El reloj marcaba las 8:31 del 1 de mayo de 1982. Casi un mes del desembarco e tropas argentinas en las Islas Malvinas. Una Patrulla Aérea de Combate (PAC) inglesa integrada por tres Sea Harrier ataca el aeródromo de Darwin donde se encontraban apostados los IA-58 Pucará con distintos tipos de bombas incluso con las prohibidas “Belugas”.
La base, ya en alerta roja, ante los bombardeos aéreos a Puerto Argentino y con pilotos y auxiliares tratando de hacer despegar los aviones fueron sorprendidos por este ataque dejando numerosos fallecidos, entre el Cabo Primero Agustín Hugo Montaño que estaba trabajando bajo la cola de una de las aeronaves cuando fue alcanzado por una bomba.
Eran las primeras bajas argentinas, entre ellas la este sanjuanino. La familia se enteraría de la muerte recién el 5 de mayo. La lista sumaría al finalizar la guerra la pérdida de 24 vidas de sanjuaninos, 22 en el hundimiento del ARA Crucero General Belgrano ocurrido el 2 de mayo de 1982.

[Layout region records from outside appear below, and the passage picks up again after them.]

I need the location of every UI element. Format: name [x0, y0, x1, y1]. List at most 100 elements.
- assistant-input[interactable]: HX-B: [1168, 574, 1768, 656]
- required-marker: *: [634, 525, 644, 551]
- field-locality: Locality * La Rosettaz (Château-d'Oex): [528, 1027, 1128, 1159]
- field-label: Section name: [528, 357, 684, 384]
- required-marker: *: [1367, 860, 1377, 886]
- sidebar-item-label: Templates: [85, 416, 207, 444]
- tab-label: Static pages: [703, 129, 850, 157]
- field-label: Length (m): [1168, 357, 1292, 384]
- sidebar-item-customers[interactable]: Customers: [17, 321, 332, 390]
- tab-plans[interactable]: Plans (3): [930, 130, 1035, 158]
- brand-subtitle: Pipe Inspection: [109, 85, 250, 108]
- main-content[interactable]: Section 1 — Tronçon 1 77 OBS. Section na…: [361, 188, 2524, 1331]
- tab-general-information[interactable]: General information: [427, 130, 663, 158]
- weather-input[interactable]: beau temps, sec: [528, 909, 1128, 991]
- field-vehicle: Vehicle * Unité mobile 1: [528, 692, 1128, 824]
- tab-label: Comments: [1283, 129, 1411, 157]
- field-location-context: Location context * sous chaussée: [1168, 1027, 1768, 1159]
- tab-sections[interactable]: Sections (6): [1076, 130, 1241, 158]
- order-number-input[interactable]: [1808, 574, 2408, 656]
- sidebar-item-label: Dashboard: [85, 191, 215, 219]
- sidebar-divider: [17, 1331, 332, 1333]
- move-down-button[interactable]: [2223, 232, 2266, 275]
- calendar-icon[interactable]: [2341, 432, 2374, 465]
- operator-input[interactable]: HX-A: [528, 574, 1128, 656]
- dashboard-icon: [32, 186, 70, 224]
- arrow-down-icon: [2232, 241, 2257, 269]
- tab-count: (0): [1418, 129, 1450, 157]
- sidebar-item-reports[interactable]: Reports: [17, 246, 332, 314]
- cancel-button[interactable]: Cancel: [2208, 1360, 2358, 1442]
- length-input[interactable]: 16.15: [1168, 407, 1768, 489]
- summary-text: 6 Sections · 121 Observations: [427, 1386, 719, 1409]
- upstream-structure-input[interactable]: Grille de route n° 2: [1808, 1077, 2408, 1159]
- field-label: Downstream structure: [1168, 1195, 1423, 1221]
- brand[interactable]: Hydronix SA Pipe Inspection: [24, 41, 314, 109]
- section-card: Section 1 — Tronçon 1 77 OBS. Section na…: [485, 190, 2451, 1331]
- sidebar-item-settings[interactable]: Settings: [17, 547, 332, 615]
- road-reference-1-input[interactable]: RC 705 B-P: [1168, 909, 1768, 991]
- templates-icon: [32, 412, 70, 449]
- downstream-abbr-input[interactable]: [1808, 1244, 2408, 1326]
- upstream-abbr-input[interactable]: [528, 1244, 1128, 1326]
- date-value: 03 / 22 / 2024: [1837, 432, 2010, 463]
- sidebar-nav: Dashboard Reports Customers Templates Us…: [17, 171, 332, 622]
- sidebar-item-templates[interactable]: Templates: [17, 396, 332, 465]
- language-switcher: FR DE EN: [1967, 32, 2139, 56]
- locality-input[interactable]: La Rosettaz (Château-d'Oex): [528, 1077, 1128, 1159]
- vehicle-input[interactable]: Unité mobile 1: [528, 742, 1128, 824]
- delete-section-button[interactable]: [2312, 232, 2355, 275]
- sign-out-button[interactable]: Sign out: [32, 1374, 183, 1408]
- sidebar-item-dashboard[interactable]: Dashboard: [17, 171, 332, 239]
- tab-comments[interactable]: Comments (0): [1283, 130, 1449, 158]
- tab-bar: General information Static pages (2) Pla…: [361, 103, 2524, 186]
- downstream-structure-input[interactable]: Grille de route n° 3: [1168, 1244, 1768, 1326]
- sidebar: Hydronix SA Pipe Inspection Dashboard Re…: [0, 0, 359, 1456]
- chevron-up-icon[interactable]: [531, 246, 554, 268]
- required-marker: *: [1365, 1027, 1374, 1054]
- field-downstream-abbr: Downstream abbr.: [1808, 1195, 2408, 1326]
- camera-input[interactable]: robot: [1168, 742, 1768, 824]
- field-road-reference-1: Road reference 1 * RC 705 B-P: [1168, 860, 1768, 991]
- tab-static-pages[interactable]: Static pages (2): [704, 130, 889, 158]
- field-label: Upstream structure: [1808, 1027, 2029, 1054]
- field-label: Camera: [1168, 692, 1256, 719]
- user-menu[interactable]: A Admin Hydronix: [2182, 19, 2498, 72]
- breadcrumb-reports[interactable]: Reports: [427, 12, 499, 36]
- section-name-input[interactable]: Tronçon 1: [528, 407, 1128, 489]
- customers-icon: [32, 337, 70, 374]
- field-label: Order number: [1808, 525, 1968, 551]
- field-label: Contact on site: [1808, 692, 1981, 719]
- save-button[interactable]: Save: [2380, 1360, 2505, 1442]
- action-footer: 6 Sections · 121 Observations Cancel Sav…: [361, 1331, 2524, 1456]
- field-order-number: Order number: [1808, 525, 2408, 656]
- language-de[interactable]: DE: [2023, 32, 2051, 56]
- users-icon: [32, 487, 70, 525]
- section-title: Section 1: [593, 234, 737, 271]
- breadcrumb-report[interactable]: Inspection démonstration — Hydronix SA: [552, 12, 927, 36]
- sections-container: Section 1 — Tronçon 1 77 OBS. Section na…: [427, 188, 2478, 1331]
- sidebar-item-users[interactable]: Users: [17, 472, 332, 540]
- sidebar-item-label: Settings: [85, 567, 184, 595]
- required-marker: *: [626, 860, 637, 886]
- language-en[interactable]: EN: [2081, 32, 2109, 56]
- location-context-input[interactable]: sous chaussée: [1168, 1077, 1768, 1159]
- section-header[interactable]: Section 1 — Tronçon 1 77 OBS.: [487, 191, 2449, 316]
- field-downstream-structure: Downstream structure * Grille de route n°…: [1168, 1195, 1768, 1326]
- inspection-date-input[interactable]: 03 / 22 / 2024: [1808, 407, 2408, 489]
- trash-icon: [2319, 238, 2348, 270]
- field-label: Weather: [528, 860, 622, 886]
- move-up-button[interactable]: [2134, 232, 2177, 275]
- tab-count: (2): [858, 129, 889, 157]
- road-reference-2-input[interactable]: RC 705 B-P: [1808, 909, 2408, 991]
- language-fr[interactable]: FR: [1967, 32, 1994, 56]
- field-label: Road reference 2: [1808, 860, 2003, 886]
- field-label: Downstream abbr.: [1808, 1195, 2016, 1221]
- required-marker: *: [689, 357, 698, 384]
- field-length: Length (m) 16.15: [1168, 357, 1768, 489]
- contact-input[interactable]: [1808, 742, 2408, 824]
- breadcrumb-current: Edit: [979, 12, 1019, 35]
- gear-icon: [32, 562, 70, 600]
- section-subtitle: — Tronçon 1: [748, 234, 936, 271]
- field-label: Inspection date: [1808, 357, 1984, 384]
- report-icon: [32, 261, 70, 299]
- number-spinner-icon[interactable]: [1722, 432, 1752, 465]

Montaño tenía 25 años, era oriundo de la Ciudad de Caucete. Él trabajaba en la Fuerza Aérea como especialista en los aviones Pucará, y tenía esposa y un hijo en Santa Fe. Es uno de los dos sanjuaninos que están enterrados en Darwin (el otro es el teniente Oscar Augusto Silva).
El desgarrador encuentro de Stella Maris con la tumba de su hermano
14 de marzo de 2018. Veteranos sanjuaninos que están en las Islas hace varios días van al cementerio de Darwin. Así vivió esa jornada histórica DIARIO DE CUYO junto a una de las hermanas de Montaño.
Stella Maris se levantó temprano. Fue a desayunar con el cuadro de su hermano Hugo, fallecido en Malvinas. Hasta partir, lo tuvo en su falda. Los 78 kilómetros entre Stanley y Darwin fue callada, mirando por la ventanilla. Y cuando llegó, encaró antes que nadie los 150 metros de un sendero de piedra que conduce al ingreso del cementerio.
Caminó presurosa entre las tumbas. No encontraba la lápida. Hasta que le indicaron dónde se encontraba. Se le humedecieron los ojos y se arrodilló para abrazar la cruz. Todos a su alrededor lloraron. La imagen fue verdaderamente desgarradora. Desde el sábado anterior que pisó la Isla, Stella Maris quería estar ahí. Fueron 36 años desde que le comunicaron la muerte.
Una carta que había preparado para el momento la leyó en voz alta. La escena resultó tristísima. Había mucho dolor que empezaba a salir. A sus 59 años, esta posibilidad de llegar a la tumba de quien fue su hermano compinche parecía algo imposible. Ese miércoles estaba ahí, frente de sus ojos.
El grupo de veteranos sanjuaninos trató de consolarla. Era imposible. Un mar de lágrimas corrían por sus mejillas ya rojizas. Y luego vino el silencio, el estar frente a su tumba, dejarle en la lápida el cuadro que trajo de San Juan y envolverle en la cruz una bandera argentina.
Se alejó sólo para las fotos de rigor que se sacó la delegación. Luego volvió, siempre volvió. Y estuvo hasta el último minuto. Quería estar un poco más, todo el tiempo que fuera posible. Habían pasado casi dos horas y seguía ahí.